Je soupçonne les Britanniques de vouloir monter une agence d’organisation de référendums et de répondre à des appels d’offre de l’Europe pour organiser les leurs, mais je ne recommande pas aux autres d’embaucher les Britanniques puisque je ne sais pas si on focalise bien les gens sur les vraies questions : est-ce que la Grande-Bretagne veut bien accepter de faire partie d’une grande équipe européenne qui défend sa place dans l’économie mondiale ? Est-ce que la Grande-Bretagne veut bien accueillir, comme elle le fait depuis la deuxième Guerre Mondiale, des immigrés qui participent à son économie ? Est-ce qu’on accepte l’autorité de Bruxelles sur certains aspects de notre vie commune avec nos voisins européens ? Et enfin : Est-ce que l’on veut, finalement, avoir une chance de gagner l’Euro ?

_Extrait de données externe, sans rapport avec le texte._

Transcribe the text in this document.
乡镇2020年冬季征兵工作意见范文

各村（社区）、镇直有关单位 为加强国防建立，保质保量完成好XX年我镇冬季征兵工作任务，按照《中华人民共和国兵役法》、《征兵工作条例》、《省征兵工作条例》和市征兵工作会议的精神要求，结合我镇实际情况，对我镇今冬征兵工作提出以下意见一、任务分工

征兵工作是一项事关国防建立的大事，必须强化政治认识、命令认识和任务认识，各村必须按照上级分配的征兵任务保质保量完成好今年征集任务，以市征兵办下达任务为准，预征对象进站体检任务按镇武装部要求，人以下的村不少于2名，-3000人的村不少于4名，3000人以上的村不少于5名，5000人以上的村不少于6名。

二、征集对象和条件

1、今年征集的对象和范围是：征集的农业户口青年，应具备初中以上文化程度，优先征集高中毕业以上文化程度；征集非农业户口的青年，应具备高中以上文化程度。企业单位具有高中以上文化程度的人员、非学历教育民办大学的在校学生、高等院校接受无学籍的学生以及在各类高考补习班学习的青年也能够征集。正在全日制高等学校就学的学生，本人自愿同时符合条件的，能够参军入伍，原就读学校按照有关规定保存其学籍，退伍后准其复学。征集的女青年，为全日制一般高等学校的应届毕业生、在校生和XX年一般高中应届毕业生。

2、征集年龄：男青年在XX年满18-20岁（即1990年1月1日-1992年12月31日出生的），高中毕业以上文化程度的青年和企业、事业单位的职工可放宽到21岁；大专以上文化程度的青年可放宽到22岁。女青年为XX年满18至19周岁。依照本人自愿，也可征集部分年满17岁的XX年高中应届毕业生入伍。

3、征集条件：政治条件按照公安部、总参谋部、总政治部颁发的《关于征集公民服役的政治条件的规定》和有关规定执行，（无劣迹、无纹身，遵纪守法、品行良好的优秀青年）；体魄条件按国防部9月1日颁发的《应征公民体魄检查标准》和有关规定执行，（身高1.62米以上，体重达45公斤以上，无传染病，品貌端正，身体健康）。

A.C. : Y a-t-il au final, un véritable intérêt économique au Brexit, du point de vue du Royaume-Uni, ou s’agit-il exclusivement d’un regain de nationalisme, ou, comme vous l’avez dit, de nostalgie à l’égard de l’Empire britannique ?
Vous avez très bien répondu à votre propre question, je trouve. Ce qui me donne le temps de prendre un café, merci. Merci aussi à tous les Français à Londres qui apprennent aux Anglais à faire du bon café.
Yatfrog : Quel est votre pronostic pour le vote, étant donné que la plupart des votants n’ont aucune idée du changement politique ou économique qui se produirait si le Brexit l’emporte ?
En réalité, sans vouloir être trop arrogant, dans n’importe quelle élection, beaucoup de votants ne connaissent pas les vrais enjeux et ne savent pas ce que leur vote peut donner. Ceci est en partie lié au fait que tous les politiciens disent n’importe quoi pour se faire élire, mais aussi à des raisons évidentes. Le commun des mortels n’a pas le temps de comprendre tous les enjeux. Avec l’Europe, il faut dire que certains médias n’ont pas aidé en faisant une campagne de pure propagande, avec de faux chiffres, et des arguments pour faire peur aux votants dans un sens ou dans l’autre. Impossible de dire quel sera le résultat, puisque les sondages sont trop serrés. Le grand nombre des indécis va peut-être décider du résultat.